DECEMBER 2019 marked the 70th anniversary of the National Parks and Access to the Countryside Act which paved the way for the creation of the UK’s National Parks.

This was the result of decades of campaigning by members of the public who were passionate about special landscapes and securing access to them for all.

The Friends of Pembrokeshire Coast National Park, an independent charity with more than 400 members, continues the work of the early pioneers by working to protect and promote our local National Park.

The group is celebrating the anniversary with a number of new initiatives, the first of which, the Friends’ Project Fund, will provide small grants to local schools for projects and activities that further the charity’s aims – to conserve the Pembrokeshire Coast National Park, or to enhance understanding of its special qualities.

Schools are being invited to apply for funding from this year’s allocation. It is intended that the fund will run for many years and it will eventually be opened up to other youth groups and community organisations.

Friends chairman, Steve Drinkwater, said: “Inspiring future generations to appreciate our amazing National Park is essential for its future development and security. We hope that we can provide financial help to local schools to develop projects and take pupils out into the park to experience at first hand its beauty, wildlife and cultural heritage.”

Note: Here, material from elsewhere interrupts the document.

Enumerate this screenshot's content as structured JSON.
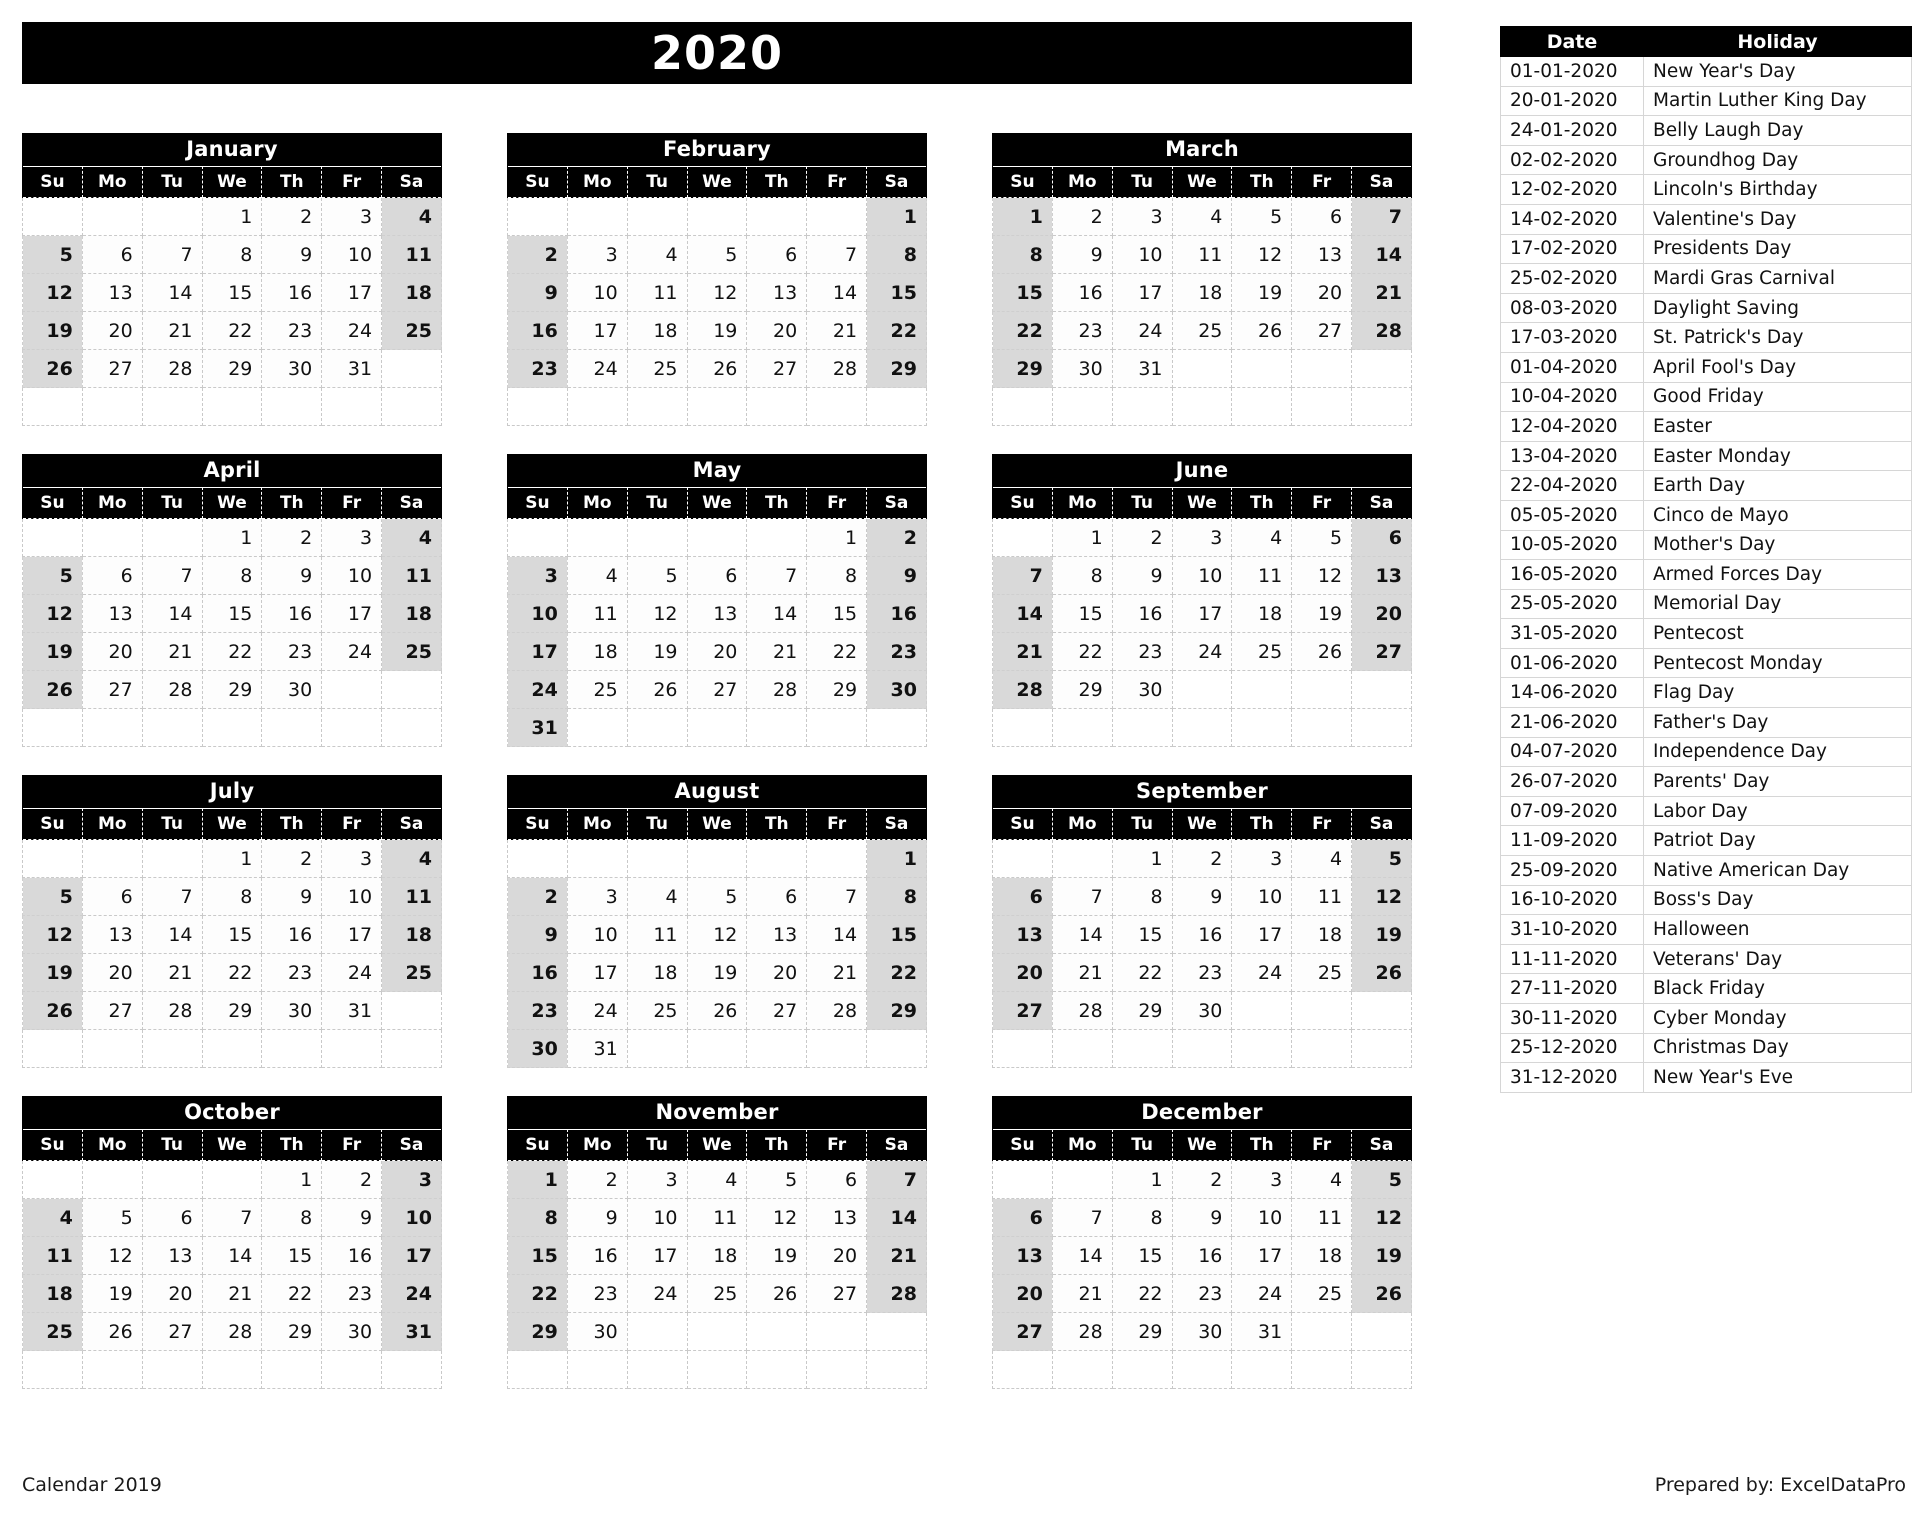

Full details of the Friends’ Project Fund and application forms can be found at:

The second initiative is a long-term project to support the planting of more trees in the National Park and elsewhere across the county.

The Friends want to start a tree planting revolution by working with schools to plan sites, provide free trees and help to plant new pieces of woodland, however modest in size. It is also planned to extend this scheme to work with community councils and other local groups.

The project is being coordinated by the Friends head of policy, Gus Stott, who said: “Planting trees with pupils can make a real difference to everyone. As a direct response to climate change, a home for wildlife and an active outdoor classroom, planting a small area around a school can provide a stepping stone into the natural world and kick start an interest in all things wild.”

The Friends welcomes new members of all ages and continues to run a comprehensive series of events including visits, walks and talks as well as campaigning to protect the future of the park.

A Friends work party carries out conservation and enhancement work within the National Park.